Carlos Delfino joined the 2012-2013 Houston Rockets as the quintessential Morey acquisition. Daryl Morey, general manager and analytics hero, loves to find overlooked bargain, mis-estimated players, and market inequalities. Morey saw Delfino, appraised his worth, then signed him to team-friendly contract. How did that work out? Delfino was a useful player for the Rockets, was worth his contract, and is likely to be let go for the long-term good of the team. Just as expected.
We can start at the ending this season, with Carlos Delfino’s season coming to a close after a stunning dunk over Kevin Durant which aggravated Delfino’s already-injured foot. He was playing on a foot that he knew was injured, and then had to stop when it turned out to be broken. His entire season was marked by attempts to play beyond his capability for a team that just needed him to play within himself. It’s impressive that he was so full of determination and passion for the Rockets, but sometimes good enough really is good enough.
Good enough is exactly what Delfino’s stats say: 15.1 points, 4.7 rebounds, 2.9 assists, 1.5 turnovers and 1.4 steals per 36 minutes to go with 40.5% shooting from the field and 37.5% shooting from downtown. As a three point specialist, he launched nearly 70% of his attempts from behind the arc, which is exactly what the Rockets wanted to see. His 40.5% overall is poor, but 37.5% from deep is a solid mark for a marksman on his contract. He added a few peripherals, but nothing notable given his decent height (6’6”) and minutes played at the power forward position. He gave a solid performance for his pay grade.

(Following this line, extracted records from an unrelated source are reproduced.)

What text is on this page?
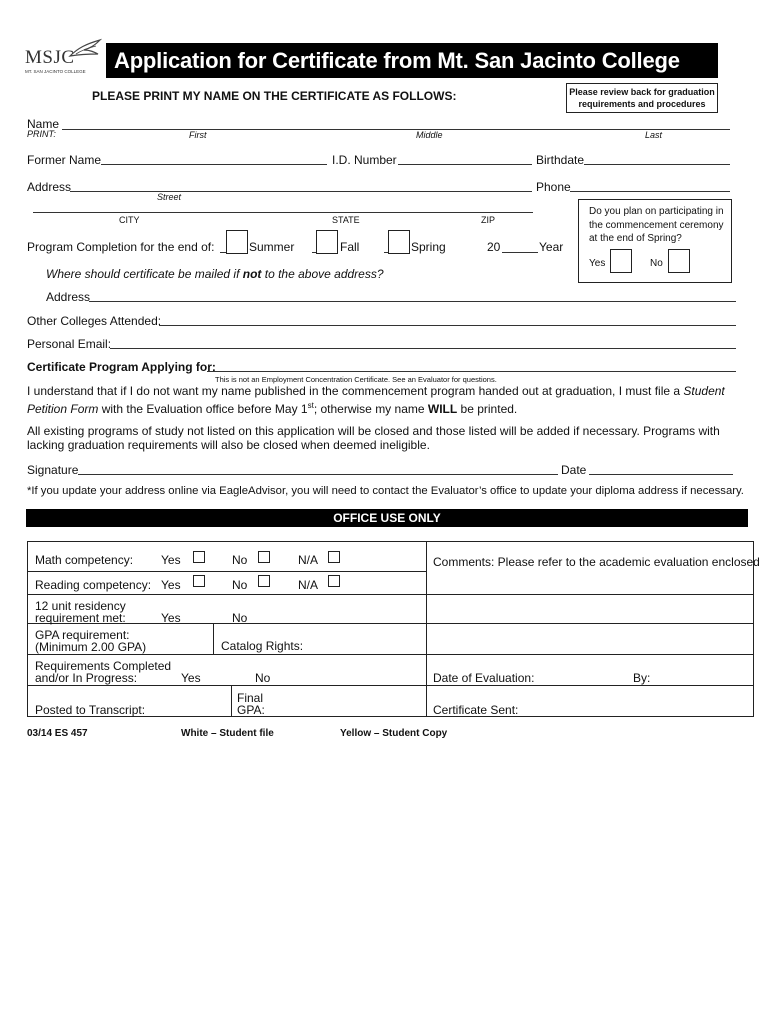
MSJC
MT. SAN JACINTO COLLEGE Application for Certificate from Mt. San Jacinto College
PLEASE PRINT MY NAME ON THE CERTIFICATE AS FOLLOWS:	Please review back for graduation requirements and procedures
Name
PRINT:	First	Middle	Last
Former Name	I.D. Number	Birthdate
Address
Street
Phone
CITY	STATE	ZIP
Do you plan on participating in the commencement ceremony at the end of Spring?
Yes	No
Program Completion for the end of:	Summer	Fall	Spring	20	Year
Where should certificate be mailed if not to the above address?
Address
Other Colleges Attended:
Personal Email:
Certificate Program Applying for:
This is not an Employment Concentration Certificate. See an Evaluator for questions.
I understand that if I do not want my name published in the commencement program handed out at graduation, I must file a Student Petition Form with the Evaluation office before May 1st; otherwise my name WILL be printed.
All existing programs of study not listed on this application will be closed and those listed will be added if necessary. Programs with lacking graduation requirements will also be closed when deemed ineligible.
Signature	Date
*If you update your address online via EagleAdvisor, you will need to contact the Evaluator’s office to update your diploma address if necessary.
OFFICE USE ONLY
Math competency: Yes	No	N/A	Comments: Please refer to the academic evaluation enclosed
Reading competency: Yes	No	N/A
12 unit residency
requirement met:	Yes	No
GPA requirement:
(Minimum 2.00 GPA)	Catalog Rights:
Requirements Completed
and/or In Progress:	Yes	No	Date of Evaluation:	By:
Posted to Transcript:
Final
GPA:	Certificate Sent:
03/14 ES 457	White – Student file	Yellow – Student Copy
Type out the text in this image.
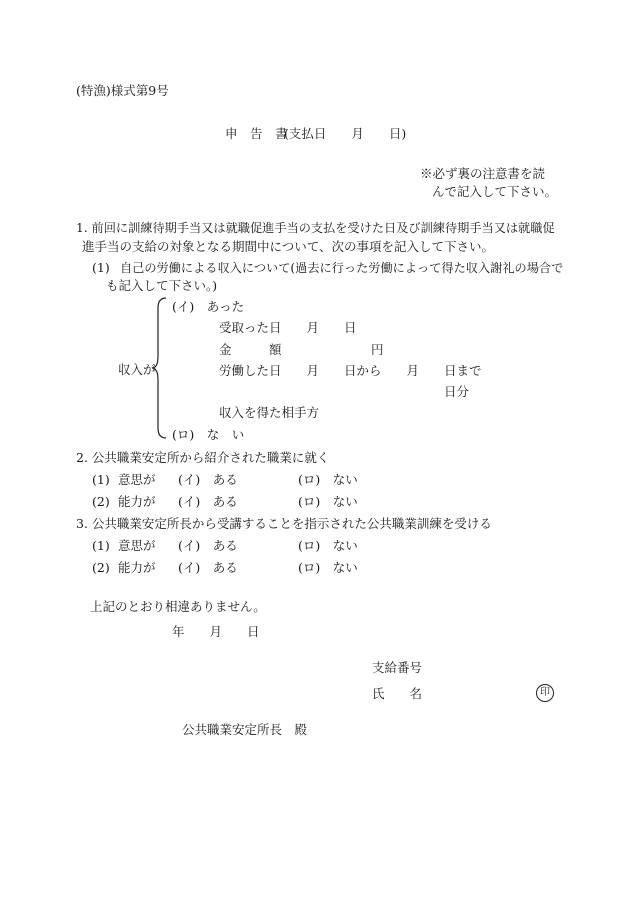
(特漁)様式第9号
申　告　書
(支払日　　月　　日)
※必ず裏の注意書を読
んで記入して下さい。
1. 前回に訓練待期手当又は就職促進手当の支払を受けた日及び訓練待期手当又は就職促
進手当の支給の対象となる期間中について、次の事項を記入して下さい。
(1) 自己の労働による収入について(過去に行った労働によって得た収入謝礼の場合で
も記入して下さい。)
収入が
(イ)　あった
受取った日　　月　　日
金　　　額	円
労働した日　　月　　日から　　月　　日まで
日分
収入を得た相手方
(ロ)　な　い
2. 公共職業安定所から紹介された職業に就く
(1) 意思が (イ)　ある	(ロ)　ない
(2) 能力が (イ)　ある	(ロ)　ない
3. 公共職業安定所長から受講することを指示された公共職業訓練を受ける
(1) 意思が (イ)　ある	(ロ)　ない
(2) 能力が (イ)　ある	(ロ)　ない
上記のとおり相違ありません。
年　　月　　日
支給番号
氏　　名	印
公共職業安定所長　殿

That pay grade came at a very palatable $3 million per year for two years, with no money guaranteed on the second year. This contract allowed Houston to sign a veteran presence and decent contributor at cut-rate prices without even risking any cap space in the second year. His expiring contract could have proved useful trade fodder if a deal had presented itself, but as it is, he did the job he needed to in the time he was needed. With Dwight Howard rumors abounding, it should surprise no one if (and when) Houston announces that they won’t pick up his contract. The Rockets need cap space; that’s why they signed him to that contract.
His contract, then, gives us a metric by which to look at Delfino. He gave a performance which looks solid, if not spectacular on paper. What does he look like in games, then? The single word answer is “inconsistent.” As with three pointers in general, he was prone to hot streaks and cold spells. His 7-9 shooting nights were a sight to behold, but his 2-9 nights balanced that out. He shot relentlessly, which can be a fault in a starter, but was the desired attitude in a bench shooter. The only real issues arose when he would try to create off the dribble or expand his usefulness. He was a capable passer and a passable rebounder, but as slasher or distributor he left something to be desired. He may only have turned it over 1.4 times per 36 minutes, but every turnover seemed to come with too many dribbles on his part.
Delfino seemed to not only accept his role, but to want to do even more for the team. His veteran savvy and acceptable (if not exactly good) defense kept him on the floor. Even when Francisco Garcia came to compete for minutes, head coach Kevin McHale continued to believe in Delfino’s ability to play. He may not have always made the right choice, but he was never prone to panic or frustration. He played the game Houston wanted from him. With a quiet exit from the team likely, the only way Delfino could find himself in Rockets red next year would be a re-negotiated deal after Houston signs whoever they sign this summer. With Francisco Garcia occupying the same role but with slightly better stats and defense, Delfino’s chances of return can only shrink.
In total, Delfino was good enough. He was worth the money, and played his role. He didn’t excel in anything, but he wasn’t expected to. He had some good games and some bad games. He sometimes tried to do too much, and that’s better than doing too little. He contributed to a good team, but not well enough to stop another player from taking over that role. It was good that he didn’t disappoint, but that’s not a good grade. That’s just a good enough grade.